Although prices for cattle are expected to decline through the next decade, lower feed prices than what’s been seen in the past several years will raise producer returns. Better returns and improved pasture are expected to provide incentives for herd expansion, ERS reported.

Feed prices are expected to rise only moderately in the next 10 years, and domestic and export demand is projected to be strong.

Domestic consumption is expected to grow steadily, increasing nearly 3 billion pounds to nearly 28 billion pounds by 2025. Beef imports to help meet that demand are expected to drop almost 400 million pounds in 2016 but increase from there by about 250 million pounds to a total of 3.3 billion pounds in 2025.

“The U.S. is projected to remain the world’s largest importer of beef, primarily of grass-fed, lean beef from Australia, New Zealand and NAFTA countries for use in ground beef and processed product,” ERS reported.

While the stronger U.S. dollar reduced beef exports in 2015, they are expected to steadily gain ground abroad beginning this year and rise nearly 1.2 billion pounds to 3.4 billion pounds by 2025.

But cattle prices are projected to soften before stabilizing and increasing slightly toward the end of the projection period. Markets are expected to decline from 2015 levels about $90 per hundredweight for calves, $86 per hundredweight for feeder cattle and 28 per hundredweight for fed steers by 2023.

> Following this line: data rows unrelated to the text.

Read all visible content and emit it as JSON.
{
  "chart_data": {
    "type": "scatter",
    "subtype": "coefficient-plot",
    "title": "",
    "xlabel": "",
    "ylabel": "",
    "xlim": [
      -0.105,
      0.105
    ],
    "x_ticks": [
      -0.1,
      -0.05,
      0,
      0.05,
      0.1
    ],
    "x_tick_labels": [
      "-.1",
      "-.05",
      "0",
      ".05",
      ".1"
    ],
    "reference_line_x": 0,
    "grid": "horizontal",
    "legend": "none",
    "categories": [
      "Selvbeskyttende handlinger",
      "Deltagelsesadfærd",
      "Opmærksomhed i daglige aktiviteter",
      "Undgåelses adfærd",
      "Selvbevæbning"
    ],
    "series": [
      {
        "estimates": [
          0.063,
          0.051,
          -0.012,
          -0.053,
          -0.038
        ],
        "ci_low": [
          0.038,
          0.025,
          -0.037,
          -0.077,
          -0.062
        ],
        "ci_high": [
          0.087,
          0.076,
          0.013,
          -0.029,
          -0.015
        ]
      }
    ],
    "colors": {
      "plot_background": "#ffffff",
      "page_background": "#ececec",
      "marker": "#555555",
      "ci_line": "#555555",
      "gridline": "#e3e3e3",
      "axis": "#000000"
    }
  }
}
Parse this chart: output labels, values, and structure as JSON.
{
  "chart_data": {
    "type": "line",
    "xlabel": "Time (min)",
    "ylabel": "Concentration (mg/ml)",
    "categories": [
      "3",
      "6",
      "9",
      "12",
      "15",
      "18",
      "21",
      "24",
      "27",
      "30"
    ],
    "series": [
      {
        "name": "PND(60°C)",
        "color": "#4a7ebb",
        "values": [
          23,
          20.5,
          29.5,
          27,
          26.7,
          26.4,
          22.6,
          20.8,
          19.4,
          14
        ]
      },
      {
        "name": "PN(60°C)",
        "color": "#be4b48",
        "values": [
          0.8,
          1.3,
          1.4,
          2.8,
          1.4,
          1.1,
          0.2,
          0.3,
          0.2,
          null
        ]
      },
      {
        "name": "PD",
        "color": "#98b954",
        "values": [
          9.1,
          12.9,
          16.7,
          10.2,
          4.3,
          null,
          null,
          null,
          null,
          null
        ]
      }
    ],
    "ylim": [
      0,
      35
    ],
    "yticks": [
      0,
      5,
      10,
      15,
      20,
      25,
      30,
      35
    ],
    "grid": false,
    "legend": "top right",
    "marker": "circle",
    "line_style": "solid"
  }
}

ERS also expects a rise in U.S. pork and poultry production and domestic consumption and exports of those products and expects those commodities to follow the same price trend as beef during the next decade.

Pork production is projected to increase almost 3.3 billion pounds to 27.8 billion pounds by 2025. Domestic consumption is expected to rise 2.2 billion pounds to 22.6 billion pounds, and exports are expected to increase 1.2 billion pounds to 6.2 billion pounds.

Broiler production is expected to increase 4.9 billion pounds to 44.7 billion pounds by 2025. Domestic consumption is expected to rise nearly 3.4 billion pounds to 36.7 billion pounds, and exports are expected to increase 1.7 billion pounds to 8.1 billion pounds.